I am using 2 meters - one is an old Farnell Instruments mains powered laboratory meter, the other is a Gunson's professional automotive multimeter.

Now, regarding the capacitor issue, looking at a component supplier I have used before, a capacitor for just 27000uf 50vdc is going set me back about 25 pounds after taxes and postage. Instead, I am able to get a 12vdc .8ah or 1.2ah lead acid battery for significantly less. I'm considering perhaps doing the battery thing instead? What do you think?

Cheers,
Simon
 
Simon,

Per Bundy, did you check your voltmeter on a 12volt battery yet? You must have one in your car.

Have you tried using the 35Watt bulb yet?

You mentioned you are putting it on the street. In my area we have to have a battery that will provide 20 or so minutes of head and tail light use with the engine off.

I would put the standard Yusa battery back in the bike.

The capacitor will be easier to mount than the small lead acid battery, and probably a lot lighter.

Cheers,

Joe
 
Hey Joe,

Yep, done the tests. Now, both my meters come up absolutely fine on just a 12volt battery and they also both show 12.7volts dc when I connect them up to the regulator/rectifier and run it on a different bike....

Now, going by the Farnell meter if I run the engine on the 650 with nothing connected up the the rectified circuit, I get about 6-8 vdc. If I then connect the 35w lamp I get a drop in voltage to about 3-4vdc (or - 1.13v) but the bulb lights up. (As a note, I had been using a 21w bulb previously so not far off from 2amps).

I won't even go into the readings I got from the other multimeter because they were way off the ones I got from the Farnell meter - weird.

By my calculations a 35w bulb should be drawing about 2.9 amps at 12v.

Anyway, I gave up on that and instead lifted a small 5ah battery from another bike rigged it up to the rectifier and hey presto, 12.7 to 13 something at idle no problems (shown on both meters too).

So, thanks Joe, you were right all along.

But I must say I'm going away from this somewhat confused as to why adding a load such as the bulb did not work whereas the battery solved the problem immediately. I'm also quite confused about why I'm getting weird readings from one of my meters some of the time - maybe it's time for a new one.
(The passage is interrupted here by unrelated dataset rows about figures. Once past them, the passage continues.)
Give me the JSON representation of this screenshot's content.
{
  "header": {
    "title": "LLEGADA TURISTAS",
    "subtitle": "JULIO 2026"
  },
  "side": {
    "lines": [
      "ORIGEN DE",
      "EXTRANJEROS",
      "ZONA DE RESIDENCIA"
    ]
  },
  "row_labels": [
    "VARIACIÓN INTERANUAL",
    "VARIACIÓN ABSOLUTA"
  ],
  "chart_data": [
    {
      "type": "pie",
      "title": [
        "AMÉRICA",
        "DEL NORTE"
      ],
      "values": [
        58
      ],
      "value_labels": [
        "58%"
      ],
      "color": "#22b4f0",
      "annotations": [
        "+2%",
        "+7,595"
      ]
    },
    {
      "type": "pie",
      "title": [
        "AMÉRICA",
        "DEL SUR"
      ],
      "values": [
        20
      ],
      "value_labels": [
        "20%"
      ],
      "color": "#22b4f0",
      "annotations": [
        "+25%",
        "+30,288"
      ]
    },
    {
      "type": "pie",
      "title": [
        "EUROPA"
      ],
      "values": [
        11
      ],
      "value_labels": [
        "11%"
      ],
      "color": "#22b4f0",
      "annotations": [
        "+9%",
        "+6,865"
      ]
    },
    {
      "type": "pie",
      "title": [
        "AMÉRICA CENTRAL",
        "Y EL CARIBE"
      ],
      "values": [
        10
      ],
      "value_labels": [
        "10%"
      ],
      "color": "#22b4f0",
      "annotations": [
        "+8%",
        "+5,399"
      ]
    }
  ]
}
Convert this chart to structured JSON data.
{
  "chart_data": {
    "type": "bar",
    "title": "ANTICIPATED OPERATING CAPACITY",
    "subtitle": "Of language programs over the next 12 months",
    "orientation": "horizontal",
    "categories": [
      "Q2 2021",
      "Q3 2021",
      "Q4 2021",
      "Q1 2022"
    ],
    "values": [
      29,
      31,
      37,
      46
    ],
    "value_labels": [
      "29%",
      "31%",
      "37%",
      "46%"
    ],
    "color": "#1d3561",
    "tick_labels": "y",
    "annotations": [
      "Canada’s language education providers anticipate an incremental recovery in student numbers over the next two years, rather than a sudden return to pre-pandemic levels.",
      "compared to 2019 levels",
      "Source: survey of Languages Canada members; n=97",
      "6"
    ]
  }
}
I think I'll go down the route of getting a battery and making up a bracket so that if I need to I can run the lights without the engine running.

And if I get round to it I might connect up my oscilloscope and see whether that helps to answers some of the questions regarding the function of the regulator/rectifier.

Cheers,
Simon
 
Hi Simon,

Good to see you back riding again.

Enjoy every minute of it. :)

Cheers,

Joe
 
Simon
I'll be out for a few days but I'll try to sketch up a waveform picture to explain what I mean. Pretty sure what you report makes sense.
 
BundyBear said:
Simon
I'll be out for a few days but I'll try to sketch up a waveform picture to explain what I mean. Pretty sure what you report makes sense.

Thank you Brad,

I'd really appreciate that if you have the time and inclination - I'm interested to learn what's going on.